Ferrandes – Passito di Pantelleria: non lasciate l’Italia senza averlo assaggiato

Andare a Pantelleria è un regalo da custodire. Il mare e i colori che ti circondano, sono una cartolina da spedire tutti i giorni al nostro umore. Non sarebbe mai cattivo. Il passito di quest’isola è il regalo nel regalo, anzi la sublimazione del viaggio.

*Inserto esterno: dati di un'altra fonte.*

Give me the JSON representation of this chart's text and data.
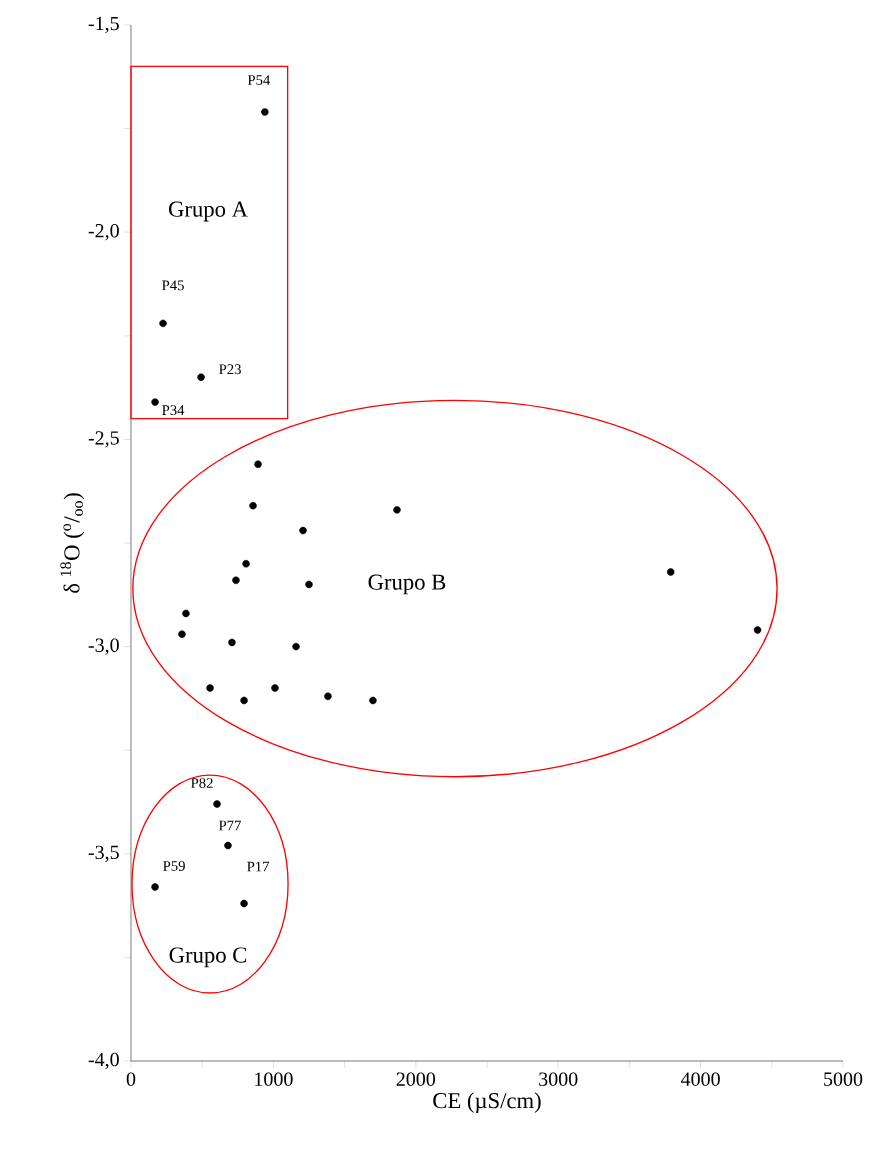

Ho cercato per diversi giorni di parlare con questo signore che corrisponde al nome di Salvatore Ferrandes. Poi alla fine un giorno ci sono riuscita. Mi ha ricevuta a casa, non in cantina. Un ricordo unico. Seduti insieme sulle poltrone del suo salotto abbiamo chiacchierato di tutto, compreso di calcio: è tifoso della Fiorentina. Ho mangiato i suoi capperi e l’uva Gianna, un’uva passa dal colore biondo.

C’era anche sua moglie, una signora di origine tedesca che non faccio fatica ad immaginare come mai sia finita lí. In tutto questo ho capito perché il suo Ferrandes – Passito di Pantelleria è uno dei migliori prodotti dell’isola. Poca terra, 2 ettari affacciati al mare, ma tramandata e quindi con la stessa famiglia che la cura da anni.

Viti che hanno più di 40 anni allevate ad alberello basso. Terreno vulcanico e pieno di tutto quel minerale che dà tanto al vino. Infine una lavorazione biologica, rispettosa di un dono così grande. Questo signore è per me, un piccolo eroe. Non partecipa a manifestazioni vinicole, non ha mai, sull’onda del successo, cercato di aumentare la produzione e soprattutto è così radicato nella sua terra da sembrare quasi impossibile. Bere il suo vino è capire chi è Salvatore.

Il colore è un giallo carico, quasi ambra e già qui potremmo perderci nelle storie, ma è al momento dei profumi che tutto sembra lí davanti a te. Cosa si potrebbe immaginare? Canditi, frutta essiccata, uva passa con quel profumo di mare che stordisce i pensieri. Vorrei quasi non berlo e farne una piccola boccetta come si faceva al tempo, con i sali. La tirerei fuori tutte le volte per scappare stando ferma.

Le isole, per quel loro essere in mezzo al mare, hanno nella loro storia, il mistero. Resistono indomite alle onde, al fragore che fanno e riescono a creare al loro interno, quei piccoli paradisi che sono il segreto della gente che le vive. Se vuoi comprendere fino in fondo questo passito, devi venire qui e girare per le contrade, dove le porte sono in buona parte senza chiavi e dove il tempo ogni tanto si riposa. Dove Salvatore fa quello che molta gente non ricorda più: aprire la propria casa senza paura di raccontarsi.